I have several batches of apple-wine going at this moment (about 9) and I did some experiments with them.
So I made batches with juice and one batch which pulp fermented.
All of them are clearing nicely at this moment except the one which was pulp fermented.
So that might be an issue.
Next issue is that generally it is concerned that apples should not be
pulp fermented as the pulp will form methyl alcohol which of course is something you will want to avoid.
This is a longtime run story on Dutch boards and forums but has never actually scientiffically been confirmed as far as I know.
Now a lot of people are still doing pulp fermentation on apples so the issue of methyl alcohol is probably way exaggerated. Maybe the danger occurs when you are distilling the juice and it might not be an issue with winemaking.
Nevertheless I would be carefull.
Clear juice is probably the best way to go.
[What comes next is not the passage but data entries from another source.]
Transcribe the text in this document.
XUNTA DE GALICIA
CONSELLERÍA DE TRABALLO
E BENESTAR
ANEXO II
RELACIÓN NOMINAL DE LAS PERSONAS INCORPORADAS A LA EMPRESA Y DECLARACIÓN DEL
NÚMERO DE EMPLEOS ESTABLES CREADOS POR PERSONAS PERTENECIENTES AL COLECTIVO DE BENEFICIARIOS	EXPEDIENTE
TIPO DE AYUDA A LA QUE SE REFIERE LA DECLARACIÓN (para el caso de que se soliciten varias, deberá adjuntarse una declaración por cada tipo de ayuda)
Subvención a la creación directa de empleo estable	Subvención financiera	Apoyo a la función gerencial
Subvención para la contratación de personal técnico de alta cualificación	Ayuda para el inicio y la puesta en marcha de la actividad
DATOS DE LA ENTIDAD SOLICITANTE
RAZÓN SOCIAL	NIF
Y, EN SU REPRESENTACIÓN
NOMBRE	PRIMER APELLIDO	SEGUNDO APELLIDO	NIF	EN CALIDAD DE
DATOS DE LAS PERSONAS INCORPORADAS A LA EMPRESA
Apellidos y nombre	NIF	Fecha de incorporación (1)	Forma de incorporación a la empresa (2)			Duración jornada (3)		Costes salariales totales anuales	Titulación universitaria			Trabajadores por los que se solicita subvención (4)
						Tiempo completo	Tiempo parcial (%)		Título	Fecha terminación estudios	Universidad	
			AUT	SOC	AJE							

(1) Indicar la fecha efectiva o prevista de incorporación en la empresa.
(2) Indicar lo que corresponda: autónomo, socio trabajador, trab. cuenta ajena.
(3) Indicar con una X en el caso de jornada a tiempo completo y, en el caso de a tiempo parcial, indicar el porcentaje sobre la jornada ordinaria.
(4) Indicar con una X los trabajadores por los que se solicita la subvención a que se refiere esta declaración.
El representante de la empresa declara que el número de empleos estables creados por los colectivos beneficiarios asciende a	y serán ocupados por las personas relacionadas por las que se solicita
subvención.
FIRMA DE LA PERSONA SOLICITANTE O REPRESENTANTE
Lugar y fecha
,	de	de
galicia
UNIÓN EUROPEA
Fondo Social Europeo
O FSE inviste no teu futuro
Been there, done that. I sent the t-shirt back. I tried a 5# test, due to lack of freezer space. The only difference from your method was that I left them at zero degrees for only 24 hours. I also did a 10# test batch outside in 20 degree weather for 2 days. When all was said and done, the apples thawed out ready to eat. 70% of them were still crunchy to bite into. :<bad idea
Slice and core, freeze for 2-3 days, put apples in a straining bag and thaw add water AND pectic enzyme. This will break down the cells in the apples. wait 24 hours and add meta and sugar to 1.085 wait 24 hours add yeast
Yeah, I got a preview of the loss with my cider. I would never use a puree. I tried that with the plum wine, and ended up with perfect jelly pulp, but it was totally homogeneous! Haha! My options are limited by my equipment. Even the apple grind I used for the cider, drained and squeezed, created a cloudy cider that will take months to clear.It will be a bear to clear. I have used puree and juice from a juicer w/ pulp. Both had alot of sediment. lost over 1 gallon in racking. I hope you are making more than ONE gallon.. 6gal may get you 5 gallon tops.